I dont want that this all sounds like a bad idea, wraps are fantastic for some things, they simply do not really fit here good IMO. What i think would serve here the purpose way better would be if we turn the whole thing simply arround. So if you really insist on using wraps, and dont want to have ewpi, you could create another repository, which uses subprojects directly like zlib etc. etc. you get the dependency project and add it as a dependency override. After that you can also suck in efl itself as a subproject, and efl will suck in the deps from the wraps, without having the downsides above on efl itself. This way efl stays clean for packagers, easy on release maintanance, and you can use the advantages of efl. How does that idea sound to you ?

This actually sound nice, and if we move out of wraps (or, in this case, not even move in) from EFL, it could be a possible solution if we find that EWPI for some reason don't fit our purpose - that could be a later discussion.

So you go that path ?

felipealmeida added a comment.EditedTue, Jun 30, 10:16 AM

I don't want to install an application to be able to compile or download dependencies.
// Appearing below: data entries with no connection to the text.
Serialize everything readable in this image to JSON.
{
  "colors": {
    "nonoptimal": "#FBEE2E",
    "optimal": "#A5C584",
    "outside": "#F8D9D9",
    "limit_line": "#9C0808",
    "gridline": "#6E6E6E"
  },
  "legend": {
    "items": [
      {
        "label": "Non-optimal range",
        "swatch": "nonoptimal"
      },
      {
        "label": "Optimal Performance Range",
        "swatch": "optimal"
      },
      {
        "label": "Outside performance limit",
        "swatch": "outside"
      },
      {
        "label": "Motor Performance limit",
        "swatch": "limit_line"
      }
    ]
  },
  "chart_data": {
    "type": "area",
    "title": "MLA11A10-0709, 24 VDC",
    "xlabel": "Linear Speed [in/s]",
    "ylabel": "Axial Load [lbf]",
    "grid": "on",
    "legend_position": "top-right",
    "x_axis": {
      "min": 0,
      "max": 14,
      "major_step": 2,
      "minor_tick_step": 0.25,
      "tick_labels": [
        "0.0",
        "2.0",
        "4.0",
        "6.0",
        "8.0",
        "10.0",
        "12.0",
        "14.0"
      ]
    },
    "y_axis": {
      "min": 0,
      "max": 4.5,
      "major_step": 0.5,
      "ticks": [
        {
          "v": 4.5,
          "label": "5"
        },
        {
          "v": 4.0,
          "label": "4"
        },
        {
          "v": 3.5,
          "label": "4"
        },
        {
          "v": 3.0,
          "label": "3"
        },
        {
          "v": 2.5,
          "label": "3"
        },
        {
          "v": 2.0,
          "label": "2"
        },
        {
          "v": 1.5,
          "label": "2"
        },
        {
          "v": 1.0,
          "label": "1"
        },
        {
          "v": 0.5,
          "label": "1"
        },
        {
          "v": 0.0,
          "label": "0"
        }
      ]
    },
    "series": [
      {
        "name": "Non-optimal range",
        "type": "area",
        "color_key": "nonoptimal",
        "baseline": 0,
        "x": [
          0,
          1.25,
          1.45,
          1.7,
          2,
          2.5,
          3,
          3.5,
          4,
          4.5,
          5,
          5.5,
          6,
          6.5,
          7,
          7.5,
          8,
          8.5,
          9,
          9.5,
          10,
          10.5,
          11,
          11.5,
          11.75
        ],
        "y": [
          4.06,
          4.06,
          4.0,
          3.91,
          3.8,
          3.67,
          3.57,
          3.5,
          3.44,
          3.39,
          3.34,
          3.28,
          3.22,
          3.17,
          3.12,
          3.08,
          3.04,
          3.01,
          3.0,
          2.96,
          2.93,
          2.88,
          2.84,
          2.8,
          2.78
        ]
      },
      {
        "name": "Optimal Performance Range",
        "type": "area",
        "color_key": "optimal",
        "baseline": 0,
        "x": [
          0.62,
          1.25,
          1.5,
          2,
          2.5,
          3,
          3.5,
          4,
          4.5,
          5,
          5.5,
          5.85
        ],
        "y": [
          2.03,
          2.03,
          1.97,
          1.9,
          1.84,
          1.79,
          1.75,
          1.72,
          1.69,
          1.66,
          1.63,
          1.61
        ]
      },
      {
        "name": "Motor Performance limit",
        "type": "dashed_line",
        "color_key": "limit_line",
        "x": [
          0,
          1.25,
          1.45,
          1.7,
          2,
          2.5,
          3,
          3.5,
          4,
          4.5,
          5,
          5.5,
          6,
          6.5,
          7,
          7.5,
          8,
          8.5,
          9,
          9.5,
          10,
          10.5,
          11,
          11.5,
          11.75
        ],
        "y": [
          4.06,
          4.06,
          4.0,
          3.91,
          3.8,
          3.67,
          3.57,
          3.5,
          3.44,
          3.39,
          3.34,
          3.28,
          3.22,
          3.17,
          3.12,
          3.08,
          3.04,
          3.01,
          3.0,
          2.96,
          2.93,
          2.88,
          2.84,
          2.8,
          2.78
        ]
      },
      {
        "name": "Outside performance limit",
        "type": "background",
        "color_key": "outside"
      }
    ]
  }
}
This makes no sense at all IMO. If we're not going to have wrap dependencies, we still need to be able to tell where dependencies are without pkg-config. We have neither, and wrap dependencies is a meson feature which, IMO, helps a lot. Lots of other libraries use it (gstreamer for example). And this doesn't need to be on by default. I wouldn't need subprojects in Linux (though I've used subprojects for gstreamer when developing for it, and was much easier when using git versions).

BTW, subprojects are used for development in-tree. I think that may be misunderstanding here. People are thinking about releases? This has nothing to do with doing proper releases. This helps EFL developers, 6 developers are using right now with great success.

I don't want to install an application to be able to compile or download dependencies. This makes no sense at all IMO. If we're not going to have wrap dependencies, we still need to be able to tell where dependencies are without pkg-config.

do you want nsis installers ? i can do them if you want

I don't want to install an application to be able to compile or download dependencies. This makes no sense at all IMO. If we're not going to have wrap dependencies, we still need to be able to tell where dependencies are without pkg-config. We have neither, and wrap dependencies is a meson feature which, IMO, helps a lot. Lots of other libraries use it (gstreamer for example). And this doesn't need to be on by default. I wouldn't need subprojects in Linux (though I've used subprojects for gstreamer when developing for it, and was much easier when using git versions).

Just that i have written that somewhere: gstreamer itself does not use subprojects. They use subprojects in gst-build, which also uses gstreamer as a subproject. Dev repos itself however do not. And that setup is 1:1 the thing i proposed above.